Canadian school in global final for social enterprise prize
The question, on paper, is simply stated: How would you provide quality education by 2020 for 10 million children under the age of 6 living in the world’s urban slums?
Six business school teams from around the world, including one from Canada, think they have an answer to the question posed by organizers of the Hult Prize, a global competition for young social entrepreneurs that drew 22,000 applicants this year.
Next week in New York, at a session of the Clinton Global Initiative, a Hult partner, the winning team will walk off with $1-million (U.S.) and a chance to market a potentially game-changing, socially conscious business idea.
Win or lose, the four-person team of MBA graduates from the University of Toronto’s Rotman School of Management plans to pursue its idea for “talking stickers” – quick response bar codes that activate a low-cost reader enabling children to listen to a recorded voice or to record their own voice to say or sing the words.
For example, with talking stickers, the child (or parent) could use a hand-held device to scan a bar code near, for example, a bright yellow star on the page of a nursery rhyme book to hear Twinkle, Twinkle, Little Star. By scanning over a differently programmed sticker with a bar code, the child or parent then could record their voices to practice their language skills. The stickers are not just in books; they can be placed on household items, which then become tools for the language development of young children.
Earlier this year, having scrapped their initial idea for the Hult Prize, the members of Team Attollo (Latin for elevator) turned their attention to the literacy challenges faced by young children in impoverished countries. According to Hult Prize organizers, 112 million children up to 6 live in slums without access to schooling while 70 million children, more than half of whom are girls, are prevented from attending school.

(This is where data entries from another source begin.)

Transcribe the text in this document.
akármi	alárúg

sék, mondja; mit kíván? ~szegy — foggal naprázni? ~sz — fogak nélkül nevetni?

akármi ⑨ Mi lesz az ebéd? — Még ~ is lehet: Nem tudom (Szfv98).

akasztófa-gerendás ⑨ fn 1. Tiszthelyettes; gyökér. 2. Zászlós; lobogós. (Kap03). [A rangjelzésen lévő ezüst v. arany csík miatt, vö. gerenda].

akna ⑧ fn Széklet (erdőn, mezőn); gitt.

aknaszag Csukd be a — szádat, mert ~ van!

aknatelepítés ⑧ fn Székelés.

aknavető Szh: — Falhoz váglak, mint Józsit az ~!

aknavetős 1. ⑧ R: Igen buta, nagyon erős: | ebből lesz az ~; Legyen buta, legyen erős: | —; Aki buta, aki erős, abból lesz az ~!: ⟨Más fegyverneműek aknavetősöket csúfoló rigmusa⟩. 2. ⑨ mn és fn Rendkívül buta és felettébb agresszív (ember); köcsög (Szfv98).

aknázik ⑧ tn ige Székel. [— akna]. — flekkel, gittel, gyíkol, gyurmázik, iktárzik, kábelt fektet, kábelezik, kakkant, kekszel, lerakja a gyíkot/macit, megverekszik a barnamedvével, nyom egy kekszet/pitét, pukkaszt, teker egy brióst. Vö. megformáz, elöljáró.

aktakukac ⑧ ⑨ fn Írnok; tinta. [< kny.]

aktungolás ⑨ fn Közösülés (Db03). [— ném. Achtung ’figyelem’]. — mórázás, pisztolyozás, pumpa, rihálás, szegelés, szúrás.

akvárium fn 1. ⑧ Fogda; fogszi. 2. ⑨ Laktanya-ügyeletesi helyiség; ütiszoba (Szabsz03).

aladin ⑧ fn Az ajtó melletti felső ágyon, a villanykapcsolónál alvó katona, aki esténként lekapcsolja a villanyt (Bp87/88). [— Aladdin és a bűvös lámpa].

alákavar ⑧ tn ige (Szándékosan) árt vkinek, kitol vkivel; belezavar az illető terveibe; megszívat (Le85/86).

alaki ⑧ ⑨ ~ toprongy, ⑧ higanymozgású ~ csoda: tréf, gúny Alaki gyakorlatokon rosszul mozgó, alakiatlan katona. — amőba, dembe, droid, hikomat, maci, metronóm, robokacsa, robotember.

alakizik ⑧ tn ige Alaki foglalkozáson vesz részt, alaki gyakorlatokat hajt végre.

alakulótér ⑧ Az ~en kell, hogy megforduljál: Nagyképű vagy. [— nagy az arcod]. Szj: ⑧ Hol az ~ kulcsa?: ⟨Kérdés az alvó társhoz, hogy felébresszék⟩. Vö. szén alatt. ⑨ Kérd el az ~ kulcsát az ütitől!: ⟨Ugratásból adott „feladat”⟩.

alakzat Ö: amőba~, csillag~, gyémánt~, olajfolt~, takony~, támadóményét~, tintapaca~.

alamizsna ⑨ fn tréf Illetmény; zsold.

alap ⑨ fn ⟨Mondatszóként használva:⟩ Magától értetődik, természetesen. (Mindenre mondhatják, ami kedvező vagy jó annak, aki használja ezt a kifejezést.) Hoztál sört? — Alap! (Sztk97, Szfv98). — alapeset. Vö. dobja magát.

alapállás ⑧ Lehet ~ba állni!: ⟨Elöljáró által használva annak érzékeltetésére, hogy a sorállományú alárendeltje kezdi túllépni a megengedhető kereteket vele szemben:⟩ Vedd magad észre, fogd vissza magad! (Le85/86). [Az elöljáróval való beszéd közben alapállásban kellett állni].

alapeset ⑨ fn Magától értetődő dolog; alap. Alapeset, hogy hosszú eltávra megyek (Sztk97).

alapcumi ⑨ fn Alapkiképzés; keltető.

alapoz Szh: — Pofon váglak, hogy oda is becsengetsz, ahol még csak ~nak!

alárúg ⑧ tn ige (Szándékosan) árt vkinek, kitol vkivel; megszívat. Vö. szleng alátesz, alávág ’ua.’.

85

“We found that language development and vocabulary is the key issue in early childhood development,” says Jamie Austin, who like teammate Lak Chinta, holds a PhD in neuroscience and earned a Rotman MBA this year. The other team members are engineers Peter Cinat and Aisha Bukhari, who earned their Rotman MBAs in 2014 and 2015, respectively.
Over the summer, with advice from early childhood professor Monica McGlynn-Stewart, the team conducted trials in Kenya and India, working with local school officials and families who cannot afford even modest school fees for their children. The early results were promising, with children and their parents adding to their vocabulary.
Meanwhile, with help from Toronto-based Autodesk Research and U of T engineers David Johns and Matt Ratto, the Attollo team developed a low-cost prototype for the hand-held device, with a view to making it affordable ($1.50 a month) to families who earn between $2 and $5 a day. As well, the team is working with local publishers and schools to develop school curriculum content for the stickers.
Over the summer, Hult Prize organizers brought finalists to a boot camp in Boston to make their business idea “investment ready.”
“It was a little bit collaborative and competitive,” says Mr. Austin, of the relationship with the other five teams. “We would talk out the ideas and we saw each other’s presentations every week,” he says, with coaching from academics and industry leaders. “We got tons of feedback from the Hult Prize business experts.”
Mr. Austin and his colleagues are so committed to their venture that, for now, they have quit their day jobs to found Attollo as a social enterprise company.
The other Hult finalists are: ESADE Business School (Spain); the University of Tampa (United States); Oxford University (England); and two from China – Jiao Tong University Shanghai Advanced Institute of Finance and National Chengchi University.